Reuters, Johannesburg :
Grieving South African families are being left searching for someone to collect the bodies of deceased relatives after funeral parlors like Hloni Swarts’ went on strike in a country with one of the world’s highest coronavirus rates.
Swarts, owner of Hloni Funerals, told Reuters he had to tell distressed families, “there’s nothing we can do”, as the three-day strike entered its second day. He tried to help them arrange for a stretched government service to collect bodies instead, but they still complained.
Funeral workers are striking in the country over changes to a host of procedures and regulations, including some introduced in the wake of the coronavirus pandemic, that they say make it hard for small, black-owned parlors to operate and give big players an advantage.
They want a COVID-19 relief fund to help the industry cope with the pandemic.
“It’s not a nice thing to sit with a body at home, even for more than two hours,” Swarts said, speaking on Tuesday in a group of around 20 picketers who held up a coffin outside Johannesburg’s Chris Hani Baragwanath hospital – the largest in the country.
“But imagine sitting with a body for three days at home. Imagine that, what will happen to the body,” he said, adding he understood why clients were upset but parlors’ fight was with the government, not them.
All 1,000 members of the National Funeral Practitioners Association of South Africa (NAFUPA SA) were participating in the strike, according to its President Muzi Hlengwa, with other associations across the industry also taking part, though significant groups opted not to participate.

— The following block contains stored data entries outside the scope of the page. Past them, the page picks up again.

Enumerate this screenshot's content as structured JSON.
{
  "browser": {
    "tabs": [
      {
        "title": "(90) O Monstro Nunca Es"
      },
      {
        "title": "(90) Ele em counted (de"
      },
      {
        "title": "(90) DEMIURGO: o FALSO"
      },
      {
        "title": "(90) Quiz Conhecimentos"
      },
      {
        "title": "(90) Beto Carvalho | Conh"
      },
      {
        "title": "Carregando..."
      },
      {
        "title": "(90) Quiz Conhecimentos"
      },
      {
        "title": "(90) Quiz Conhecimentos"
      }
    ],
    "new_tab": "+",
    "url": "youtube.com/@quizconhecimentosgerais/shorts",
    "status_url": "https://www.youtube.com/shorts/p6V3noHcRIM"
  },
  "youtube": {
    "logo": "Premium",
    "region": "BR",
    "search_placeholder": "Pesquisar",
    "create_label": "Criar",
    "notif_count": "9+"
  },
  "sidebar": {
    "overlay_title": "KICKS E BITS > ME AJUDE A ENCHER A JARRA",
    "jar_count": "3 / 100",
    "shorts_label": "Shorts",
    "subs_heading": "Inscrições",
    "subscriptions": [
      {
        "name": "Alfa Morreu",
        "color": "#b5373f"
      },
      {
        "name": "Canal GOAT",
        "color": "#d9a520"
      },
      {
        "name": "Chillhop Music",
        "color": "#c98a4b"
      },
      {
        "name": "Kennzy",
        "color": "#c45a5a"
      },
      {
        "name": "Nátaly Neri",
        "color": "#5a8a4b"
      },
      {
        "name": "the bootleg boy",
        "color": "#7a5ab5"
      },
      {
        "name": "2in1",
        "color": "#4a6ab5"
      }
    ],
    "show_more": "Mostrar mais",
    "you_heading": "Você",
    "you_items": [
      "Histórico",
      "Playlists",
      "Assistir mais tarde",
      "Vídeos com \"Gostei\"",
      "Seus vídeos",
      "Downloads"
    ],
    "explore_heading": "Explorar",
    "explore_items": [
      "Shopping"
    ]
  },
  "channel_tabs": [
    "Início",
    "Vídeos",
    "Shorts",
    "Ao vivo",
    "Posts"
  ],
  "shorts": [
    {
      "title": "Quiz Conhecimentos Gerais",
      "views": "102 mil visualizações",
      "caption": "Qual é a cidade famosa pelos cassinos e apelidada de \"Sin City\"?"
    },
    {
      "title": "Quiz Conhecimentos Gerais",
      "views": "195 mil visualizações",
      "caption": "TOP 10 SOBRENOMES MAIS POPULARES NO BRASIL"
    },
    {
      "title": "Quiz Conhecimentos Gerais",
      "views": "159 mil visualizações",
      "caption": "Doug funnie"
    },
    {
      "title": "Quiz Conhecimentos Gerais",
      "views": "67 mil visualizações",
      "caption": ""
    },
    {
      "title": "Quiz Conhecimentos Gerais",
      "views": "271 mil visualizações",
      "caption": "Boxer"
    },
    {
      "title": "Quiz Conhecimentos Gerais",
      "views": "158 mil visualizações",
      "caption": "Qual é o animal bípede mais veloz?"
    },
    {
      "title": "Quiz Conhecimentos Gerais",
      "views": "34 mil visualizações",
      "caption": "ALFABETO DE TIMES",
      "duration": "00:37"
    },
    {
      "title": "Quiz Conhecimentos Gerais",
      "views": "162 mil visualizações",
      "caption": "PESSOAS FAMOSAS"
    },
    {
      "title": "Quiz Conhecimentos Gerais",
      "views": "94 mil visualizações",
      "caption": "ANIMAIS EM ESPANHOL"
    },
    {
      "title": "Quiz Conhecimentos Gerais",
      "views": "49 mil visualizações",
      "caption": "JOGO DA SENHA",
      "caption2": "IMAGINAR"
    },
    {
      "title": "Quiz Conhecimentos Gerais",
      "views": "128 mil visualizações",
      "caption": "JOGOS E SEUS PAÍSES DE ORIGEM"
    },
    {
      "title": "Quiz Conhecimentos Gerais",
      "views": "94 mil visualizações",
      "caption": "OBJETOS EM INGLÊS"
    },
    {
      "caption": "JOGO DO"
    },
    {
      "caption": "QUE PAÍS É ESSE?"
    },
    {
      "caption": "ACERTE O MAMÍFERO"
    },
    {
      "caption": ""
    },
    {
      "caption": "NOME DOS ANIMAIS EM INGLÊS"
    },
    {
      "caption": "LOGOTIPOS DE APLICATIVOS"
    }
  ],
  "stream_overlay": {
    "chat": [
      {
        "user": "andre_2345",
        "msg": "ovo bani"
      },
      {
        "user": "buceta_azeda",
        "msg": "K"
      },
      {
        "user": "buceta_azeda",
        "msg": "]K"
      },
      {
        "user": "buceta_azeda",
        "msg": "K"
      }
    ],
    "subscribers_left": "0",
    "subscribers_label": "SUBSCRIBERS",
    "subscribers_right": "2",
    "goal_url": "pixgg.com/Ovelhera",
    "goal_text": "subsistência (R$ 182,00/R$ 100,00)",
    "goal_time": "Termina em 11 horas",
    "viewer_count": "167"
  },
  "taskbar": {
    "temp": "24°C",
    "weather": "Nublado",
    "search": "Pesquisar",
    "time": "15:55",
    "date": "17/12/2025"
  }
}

Hlengwa said that the strike would continue on Wednesday unless it generated some response to all demands, with a permanent strike possible in future if this does not happen.
The Department of Health warned that the strike posed a public health risk in a country with over 650,000 confirmed coronavirus cases and around 15,500 deaths.
The government had abandoned the industry during the pandemic, Swarts said at the Soweto picket, giving no acknowledgement to the stress it was under or funds or equipment to help it cope.
“(I’m) very, very angry,” he said. “It’s not a nice feeling, because we have to deal with the bodies day in, day out.”